— О, не я к нему пришел. Могу сказать, что оно само ко мне явилось. И повторяю, не цените его дороже, чем оно стоит. Начнем с турецкой революции, с состояния Европы в данный момент. Для Германии и Австро-Венгрии младотурецкая революция была большой неприятностью оттого, что они были в дружбе со старым режимом, оттого, что рассчитывали, воспользовавшись беспечностью султана, наложить руку на Восток в направлении Персидского залива; а также потому, что эта революция, по их представлениям, была более или менее на руку державам, считающимися либеральными — Франции и Англии, косвенно — и России, в виду тройственного соглашения. Покамест вы со мной согласны?
— Да.
— Хорошо. Отсюда — необходимость отплатить за это Турции. Вы согласитесь, что трудно не видеть Берлина и Вены за выступлением Фердинанда Болгарского. У этого малого есть поддержка.
— Пусть так.
— Провозглашение болгарской независимости само по себе не имело бы особых последствий. Для младотурок это скорее унижение, чем реальный ущерб. Но оно является для Австро-Венгрии предлогом присоединить к себе Боснию-Герцеговину. Об этом говорят уже несколько дней. На прошлой неделе было это письмо Франца-Иосифа. Вот и в сегодняшней газете… подождите, на третьей странице… Вена… вот: «Чувство тревоги и т. д., и т. д… не улеглось ввиду всеобщего убеждения, что в ближайшем будущем, — быть может, завтра, — Австро-Венгрия объявит более или менее непосредственно об аннексии Боснии-Герцеговины».
— Но и это не будет ли простой санкцией фактического положения?
— Да, но с совершенно иными последствиями. Это значит, что Австрия широко устраивается на Адриатическом море и захватывает, без надежды на возврат, огромный кусок южных славянских земель. Для Сербии это равносильно уверенности, что от нее навсегда отторгнуты эти народы, которые она считает своими братьями по крови, сербами. Для России, покровительницы Сербии и южных славян вообще, это ущерб влияния.

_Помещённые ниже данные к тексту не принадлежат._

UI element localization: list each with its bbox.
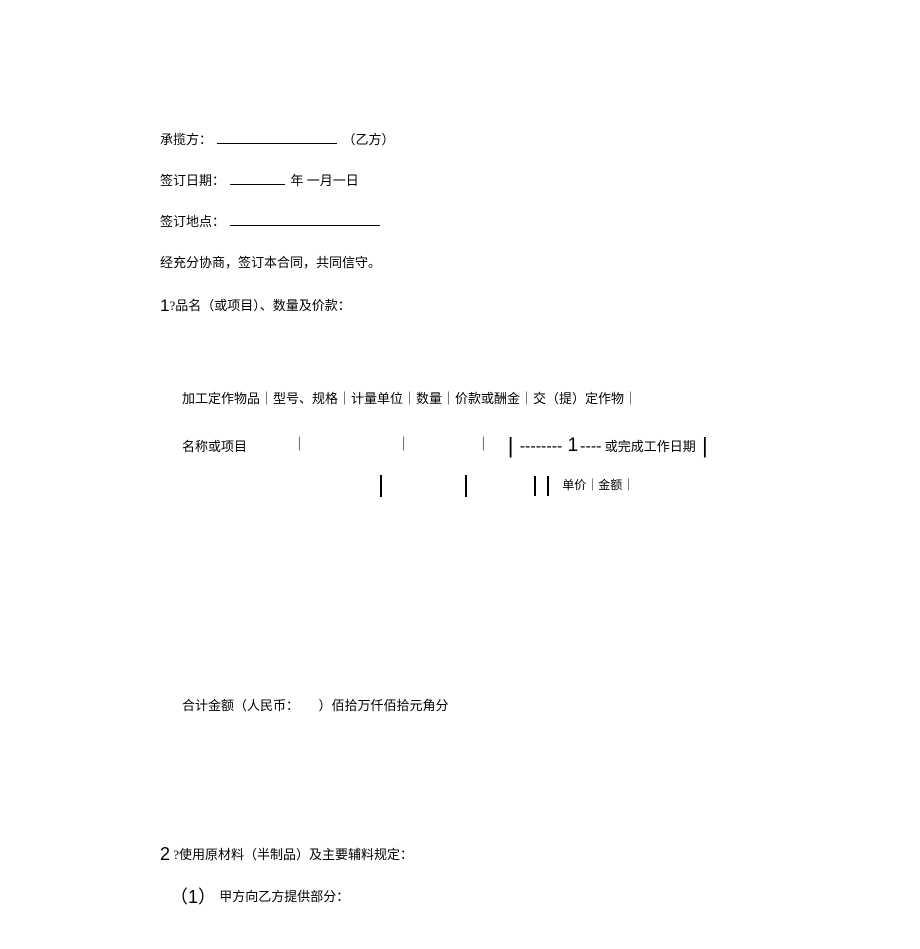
contractor-label: 承揽方： xyxy=(160,132,212,147)
divider-bar: ｜ xyxy=(292,436,306,452)
dash-group: -------- xyxy=(520,438,563,455)
sign-place-label: 签订地点： xyxy=(160,214,225,229)
section-2-heading: 2 ?使用原材料（半制品）及主要辅料规定： xyxy=(160,844,920,865)
one-glyph: 1 xyxy=(568,435,579,456)
section-2-num: 2 xyxy=(160,844,170,864)
section-2-title: 使用原材料（半制品）及主要辅料规定： xyxy=(179,847,413,862)
sign-date-line: 签订日期： 年 一月一日 xyxy=(160,171,920,190)
section-2-sub1: （1） 甲方向乙方提供部分： xyxy=(170,883,920,909)
sign-place-line: 签订地点： xyxy=(160,212,920,231)
sign-date-label: 签订日期： xyxy=(160,173,225,188)
divider-bar xyxy=(534,476,536,496)
contractor-blank xyxy=(217,130,337,144)
section-2-q: ? xyxy=(170,847,179,862)
table-row-2: 名称或项目 ｜ ｜ ｜ | -------- 1---- 或完成工作日期 | xyxy=(182,435,920,465)
total-line: 合计金额（人民币： ）佰拾万仟佰拾元角分 xyxy=(182,695,920,714)
sign-date-suffix: 年 一月一日 xyxy=(291,173,359,188)
divider-bar: ｜ xyxy=(476,436,490,452)
sign-date-blank xyxy=(230,171,285,185)
sub1-num: （1） xyxy=(170,887,216,907)
contractor-party: （乙方） xyxy=(343,132,395,147)
divider-bar: ｜ xyxy=(397,436,411,452)
table-header: 加工定作物品｜型号、规格｜计量单位｜数量｜价款或酬金｜交（提）定作物｜ xyxy=(182,388,920,407)
divider-bar: | xyxy=(702,433,708,458)
section-1-title: 品名（或项目）、数量及价款： xyxy=(175,298,351,313)
table-row2-left: 名称或项目 xyxy=(182,436,287,455)
sign-place-blank xyxy=(230,212,380,226)
divider-bar: | xyxy=(508,433,514,458)
sub1-text: 甲方向乙方提供部分： xyxy=(219,889,349,904)
divider-bar xyxy=(380,475,382,497)
preamble: 经充分协商，签订本合同，共同信守。 xyxy=(160,254,920,272)
section-1-heading: 1?品名（或项目）、数量及价款： xyxy=(160,294,920,318)
contractor-line: 承揽方： （乙方） xyxy=(160,130,920,149)
price-label: 单价｜金额｜ xyxy=(562,478,634,492)
dash-group: ---- xyxy=(580,438,601,455)
divider-bar xyxy=(547,476,549,496)
table-row-3: 单价｜金额｜ xyxy=(340,475,920,505)
divider-bar xyxy=(465,475,467,497)
table-row2-right: 或完成工作日期 xyxy=(605,436,696,455)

Для тройственного соглашения это сильная пощечина, которой с лихвой оплачено небольшое удовлетворение от младотурецкой революции.
— В таком случае…
— В таком случае, вы были правы, встревожившись сегодня утром.
Они молчат. Сампэйр говорил с удовольствием. У него эти мысли шевелятся уже несколько дней; но изложил он их другому впервые. Находил слова без труда. Мысли сохранили в изложении почти тот же стройный порядок, в каком сложились. Не наезжали друг на друга и не искажались, как это происходит вдруг оттого, что фразу нельзя оборвать, а движущееся по инерции мышление теряет ясность. Он этим доволен тем более, что наблюдает за собою с этой стороны. За последний год, с тех пор, как он удалился на покой, он не перестает думать об одряхлении ума, о ржавлении механизмов, которыми пользуется ум. Он часто чувствует как бы некоторую тяжесть в голове. И в частности, придя в счастливые минуты, наедине с самим собою, к правильным и глубоким умозаключениям, а затем собираясь экспромтом поделиться ими с собеседником, дать им излиться, он замечает иногда на путях ума какой-то беспорядок или затор.